I do sometimes think, “Am I always going to be in New York?” In a way, it’s destiny, in that even if I try to find somewhere else to move, I just can’t. But, of course, it’s not destiny—it’s my mind that is blocking that.
When John and I were about to go to Japan to see my parents for the first time, he said, “I bet they live in a hole or something.” And I thought, “Just you wait.” Isn’t that funny?
Everybody is creative. These days, I think that’s truer than ever. There were very few activists in our day, when we were doing “Bed-in” and things like that, but now probably 90% of the people in the world are activists.
The main criticism I got for the instruction paintings was about how arrogant I was, telling people what to do. Can you imagine? Instead of saying, “Thank you.” It typified the image they were giving me: this arrogant woman. Or they just thought, “Oh, she’s one of those kooks.”
‘A life of not being challenged and only hearing what you want to hear is being dead’
I never think of things as being a long time ago. Everything is getting more one-dimensional now. The other day, I was just pulling a chair over to the wall so that I could clear a space, and I thought, “I did this when I was 2½.” Experience repeats itself. There is that belief that just before you die, you go through everything you’ve done in your life. Now, I really believe it. I remember very interesting details about the smallest things. You turn a corner and think, “I turned a corner in exactly this way in Italy that time.” It just all comes back.
I always thought that I was dealing in the future—creating the future and the unknown, which is far more interesting and exciting.

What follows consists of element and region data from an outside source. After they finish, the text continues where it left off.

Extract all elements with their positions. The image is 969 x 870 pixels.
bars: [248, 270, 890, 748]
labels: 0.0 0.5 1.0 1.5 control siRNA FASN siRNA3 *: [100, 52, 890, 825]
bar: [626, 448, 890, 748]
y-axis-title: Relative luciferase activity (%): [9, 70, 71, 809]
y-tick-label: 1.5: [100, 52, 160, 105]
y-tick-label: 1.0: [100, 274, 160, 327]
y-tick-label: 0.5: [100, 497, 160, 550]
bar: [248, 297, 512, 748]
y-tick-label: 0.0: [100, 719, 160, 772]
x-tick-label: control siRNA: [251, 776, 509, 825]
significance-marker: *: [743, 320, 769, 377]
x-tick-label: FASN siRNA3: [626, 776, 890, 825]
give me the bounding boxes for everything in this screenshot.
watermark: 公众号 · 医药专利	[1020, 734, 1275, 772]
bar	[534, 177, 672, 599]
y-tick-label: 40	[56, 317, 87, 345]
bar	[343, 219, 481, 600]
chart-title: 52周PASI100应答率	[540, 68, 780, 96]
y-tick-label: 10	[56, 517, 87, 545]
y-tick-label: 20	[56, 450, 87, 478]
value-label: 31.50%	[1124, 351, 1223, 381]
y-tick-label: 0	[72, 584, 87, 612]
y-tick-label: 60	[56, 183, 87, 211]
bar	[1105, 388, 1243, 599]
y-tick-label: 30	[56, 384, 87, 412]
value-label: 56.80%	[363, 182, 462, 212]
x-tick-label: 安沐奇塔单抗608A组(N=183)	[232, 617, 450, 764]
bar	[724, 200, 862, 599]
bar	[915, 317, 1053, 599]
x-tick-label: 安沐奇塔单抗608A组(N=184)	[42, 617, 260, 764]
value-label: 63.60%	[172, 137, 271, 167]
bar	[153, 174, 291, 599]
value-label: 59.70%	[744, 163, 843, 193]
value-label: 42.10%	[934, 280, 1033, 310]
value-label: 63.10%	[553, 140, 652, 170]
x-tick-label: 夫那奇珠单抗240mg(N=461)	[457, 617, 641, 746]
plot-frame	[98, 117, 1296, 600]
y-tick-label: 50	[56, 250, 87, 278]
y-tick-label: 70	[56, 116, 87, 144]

When I titled one of my works “Surrender to Peace” and sent it to the New York Times many years ago, the criticism I got was that it wasn’t grammatical, that you can’t surrender to something abstract. And that was them being annoyed about the fact that I was being political. But it just showed their thinking, you know, “She’s an Asian. We’ll intimidate her.”
John was so intelligent, so quick. I didn’t have to explain, and we didn’t have to talk about what had happened. We just immediately knew that we understood each other.
Folkestone reminded me of the first time I went to Iceland. I was really upset that the world seemed to be only into centralization, globalization…. I thought that the way to go was to localize things, to give energy to all these communities and make a difference that way. So I went there thinking, “This is great. This is a place that is never talked about. I’m going to go there and revive them.” And, in fact, they gave me far more than I was giving them.
Women have come a long way. We should be proud of that. We jumped and hopped and came to this point instead of just walking.